Le skicross n’est pas un sport de moineaux délicats, pourtant Fanny Smith n’estime pas faire un métier à risques. «Je ne pense jamais aux blessures. On se prépare pour être en forme et éviter les chutes.» Un entraînement individualisé lui a justement permis d’écouter son corps, le tempo de son métabolisme. «A partir d’un certain niveau, il faut construire sa préparation autour de ses propres besoins.» Il y a deux ans, «c’est arrivé d’un coup», la skieuse éprouve des vertiges et de fortes baisses de tension à l’entraînement. «J’ai consulté plein de médecins, fait une batterie d’examens, mais rien n’expliquait ces sensations.»
Stop à la salade
La médecine chinoise propose une solution: «J’ai complètement revu mon alimentation, raconte la championne. En hiver, je bannis le sucre de mon régime alimentaire et la salade: le sucre pour éviter les coups de boost et l’hypoglycémie et la salade parce que mon organisme met trop d’énergie à la digérer.»
A seulement 26 ans, 27 le 20 mai prochain, Fanny Smith, autrefois bébé du skicross, a déjà un parcours de vétéran, dont trois participations aux Jeux olympiques. La jeune fille est devenue une femme. «Mon corps est mon outil de travail: en prendre soin, c’est nécessaire. Je ne sais pas ce que j’aurais fait si je n’avais pas fait du ski mon métier. Contrairement aux difficultés que j’ai pu rencontrer à l’école, avec ma dyslexie, dans le sport, quand je travaille, c’est payant.» Et la passion, le plaisir et la motivation sont toujours là. «J’adore toujours autant ce que je fais. Mais après dix ans, une certaine routine s’installe. J’ai un peu perdu la folie des débuts, le côté insouciant. Après les Jeux de Sotchi, j’ai eu besoin de temps pour moi, d’un peu d’oxygène pour que l’entraînement soit plus ludique.»
Nouveau programme
Avec ses préparateurs sportifs, Fanny a conçu un nouveau programme d’entraînement avec un voyage toutes les quatre semaines, pour travailler son corps ailleurs, dans d’autres contrées, avec des amis athlètes. «Il y a eu la Corse, la Pologne, et Fuerte Ventura, énumère-t-elle. J’ai fait de la course, du surf, du vélo, du paddle. Ce n’était pas des vacances, mais c’était top!» Dans la recette du succès, l’air du large et la diversité ont compté comme ingrédients indispensables.
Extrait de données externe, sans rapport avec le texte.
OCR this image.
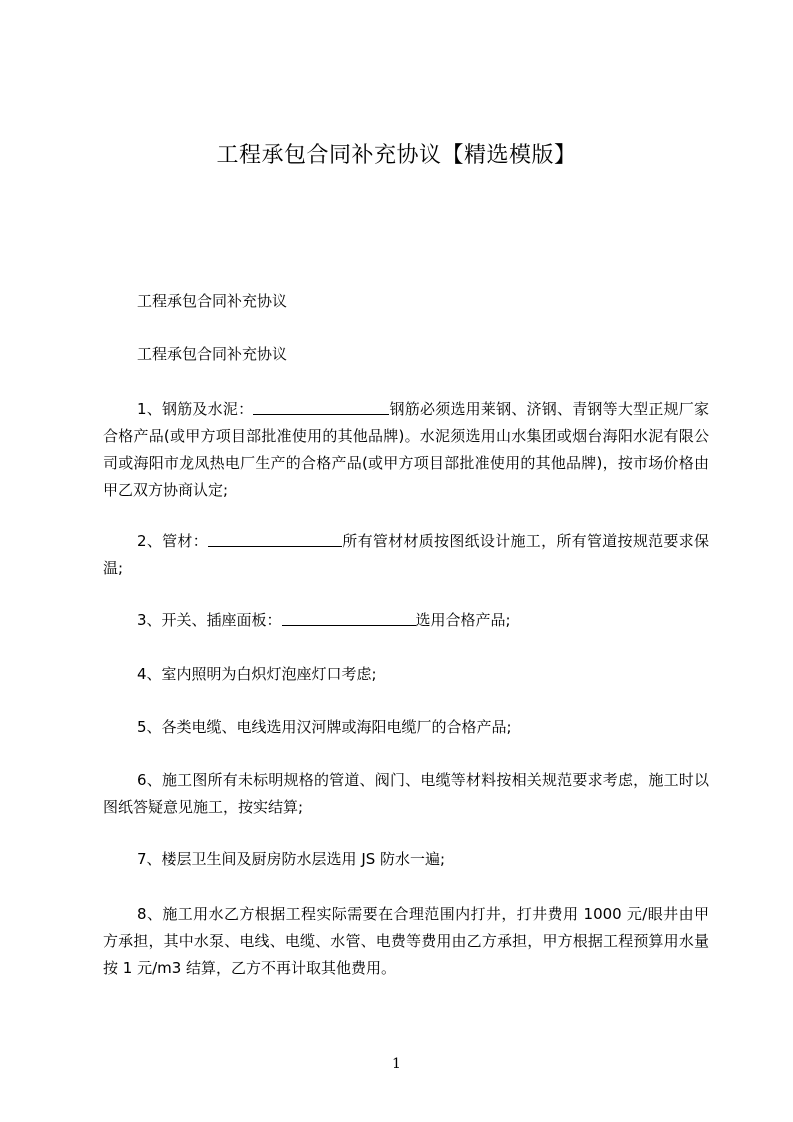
工程承包合同补充协议【精选模版】
工程承包合同补充协议
工程承包合同补充协议
1、钢筋及水泥：	钢筋必须选用莱钢、济钢、青钢等大型正规厂家合格产品(或甲方项目部批准使用的其他品牌)。水泥须选用山水集团或烟台海阳水泥有限公司或海阳市龙凤热电厂生产的合格产品(或甲方项目部批准使用的其他品牌)，按市场价格由甲乙双方协商认定;
2、管材：	所有管材材质按图纸设计施工，所有管道按规范要求保温;
3、开关、插座面板：	选用合格产品;
4、室内照明为白炽灯泡座灯口考虑;
5、各类电缆、电线选用汉河牌或海阳电缆厂的合格产品;
6、施工图所有未标明规格的管道、阀门、电缆等材料按相关规范要求考虑，施工时以图纸答疑意见施工，按实结算;
7、楼层卫生间及厨房防水层选用 JS 防水一遍;
8、施工用水乙方根据工程实际需要在合理范围内打井，打井费用 1000 元/眼井由甲方承担，其中水泵、电线、电缆、水管、电费等费用由乙方承担，甲方根据工程预算用水量按 1 元/m3 结算，乙方不再计取其他费用。
1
Pour la saison à venir, Fanny compte bien remettre cela. «Je me vois tout à fait continuer au moins jusqu’aux JO de 2022 en Chine.» L’âge est une vue de l’esprit et Fanny a de qui tenir: sa grand-mère Betty, 90 printemps, est un modèle. «J’oublie qu’elle est si âgée. On part bientôt les deux en vacances en Espagne et j’ai dit à mon copain que je prendrai les raquettes de tennis de plage. Ça l’a bien fait rigoler!»
Après l’Espagne, la sportive s’envolera pour Tahiti, un voyage en amoureux sous les tropiques. La suite, l’après-ski, il n’en est pas question. «Ou alors c’est qu’on parle d’apéro», pouffe-t-elle. Le globe de cristal pourrait bien alors se transformer en flûte à champagne XXL.